Zoo Tycoon 2 ist auch nicht schlecht, in der Demo gibt es nur wenige Tiere leider


----------



## Painkiller (25. Februar 2011)

> Habe es versucht es geht, Danke


Bitte, Bitte...

Zoo Tycoon 2 hab ich noch nicht probiert. Aber Patrizier II dafür. Das ist gar nicht so leicht. Macht aber Spaß. 
Und ist günstig bei Amazon.de. 
Patrizier 2 Gold: Amazon.de: Games


----------



## ASD_588 (6. März 2011)

wie wäre es mit der cossacks reihe??? (Art of war, Back to war, european war......)


----------



## Gamer090 (6. Oktober 2011)

Der Thread ist nicht mehr der neuste aber ich melde mich mal wieder mit den Spielen die ich gespielt habe bis jetzt, also Aufbauspiele.

Age of Empires III Demo:

Ganz ok aber etwas zuwenig Gebäude und ein Bug ist drin, vielleicht auch Absicht aber glaueb ich weniger, die Fabrik oder Factory wie es in der Demo genannnt wird, produziert unauhaltsam Soladten eigentlich ganz schön und gut aber wenn man die in die Schiffe packt und dann wieder rausnehemn will und dann leider die Bevölkerung schon auf über 200 gestiegen ist, geht das nicht mehr und hatte ca 60 Soldaten in den Schiffen und weil ein Schiff unterging sind die leider nicht an Land geschwommen  Noch einfacher hätte der Gegner nicht plaziert werden können, war auf der anderen Seite der Strasse also etwas grösere Karte wäre mir schon lieber lieg aber wahrscheinlich an der Demo.

Empires of Earth 2 Demo:

Habe die Demo nicht kapiert finde die Steuerung etwas kompliziert und wurde schnell angegriffen, ws gibt dafür die richtigen Ressourcen, den ist ja klar das ein Haus aus Stein auch Stein braucht. Und nicht einfach ein allgemeiner Baustoff was auch für Gebäude aus Holz verwendet wird. Werde die Demo noch etwas genauer unter die Lupe nehmen und mal sehen ob aich wie bei AoE III auch 3-4 Stunden am Stück zocke  Ich bin übrigens daran gewohnt soviel am Stück zu spielen muss aber nach dieser Zeit immer ne kurze Pause machen.

ZooTycoon 2 Demo:

Naja es geht, die Karte ist klein und eine Anzeige wie viel Platz ein Tier braucht wäre auch besser anstatt die Meldung Tier x 1 hat zuwenig Platz. Interessant finde ich, es gibt Jungtiere also es kommt die Meldung wann ein Tier ein Ei gelegt hat oder Schwanger ist. 
Nach dem Aufbau des Zoos gibt es nic mehr zu tun als Tiere einzufangen die abgehauen sind obwohl die Wände und Gitter Angriffe von den Tieren stand halten müssten sonst will ich nicht in den Zoo. Mancheml gibt es auch Ärger unter dne Tieren und mann muss die betäuben, finde ich bescheuert, man betäubt doch nicht ein Tier nur weil es wütend ist.

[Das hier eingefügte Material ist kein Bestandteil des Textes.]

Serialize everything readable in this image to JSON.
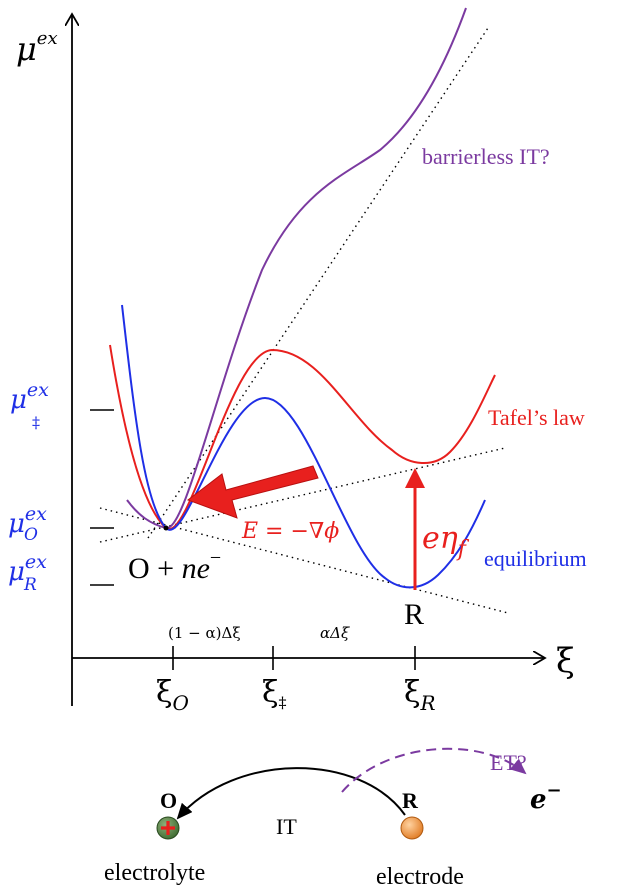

Cities in Motion Vollversion:

Die Demo hatte mir zwar nicht sehr gefallen aber ich dacht mir, meine eigene Stadt aufbauen ist doch super. Musste dann feststellen dass das Angebot an Gebäuden und Dekorationen unglaublich wenig ist. Bei der Armee fehlt die Luftwaffe komplett und die Marine ist auch nicht da, wäre ein Grund mehr den FLughafen oder den Hafen zu bauen. Den Hafen muss man selber zusammenstellen, gibt nicht sowas wie den Flughafen den man einfach hinstellt und die Dekos hinzufügt. Mehr verschiedene Gebäude und leider passen sich die Gebäude nicht an, egal ob man im Jahr 1920 oder 2020 ist, die Gebäude sind gleich hässlich. Es gibt nur jeweils ein Fahrzeug in jeder Fahrzeugkategorie, also Bus Bahn,..., das sich auch lohnt den meistens ist es am besten das Fahrzeug zu nehmen das am meisten Transportert. Wer das ganze leicht Anfangen will sollte mit der U-Bahn anfangen den die kostet am wenigesten, der Bus hat die geringsten Kosen jedoch transportieren sehr wenig und über Staus freut sich keiner. das Tutorial ist am Anfang so schwer das man sich fragt ob es noch schwerer wird. Es wird nur einfacher, fängt in Berlin im Jahr 1920 an mit nem Bus das 10 Personen mitnimmt und mit aufgaben die mit einer Busstrecke gelöst werden müssen bei dem Stassenverkehr.

Auch wenn ich mal Aufbauspiele versucht habe in denen ich Land erobern kann, so will ich mehr ein Spiel in dem ich eine Wirtschaft aufbauen kann.


----------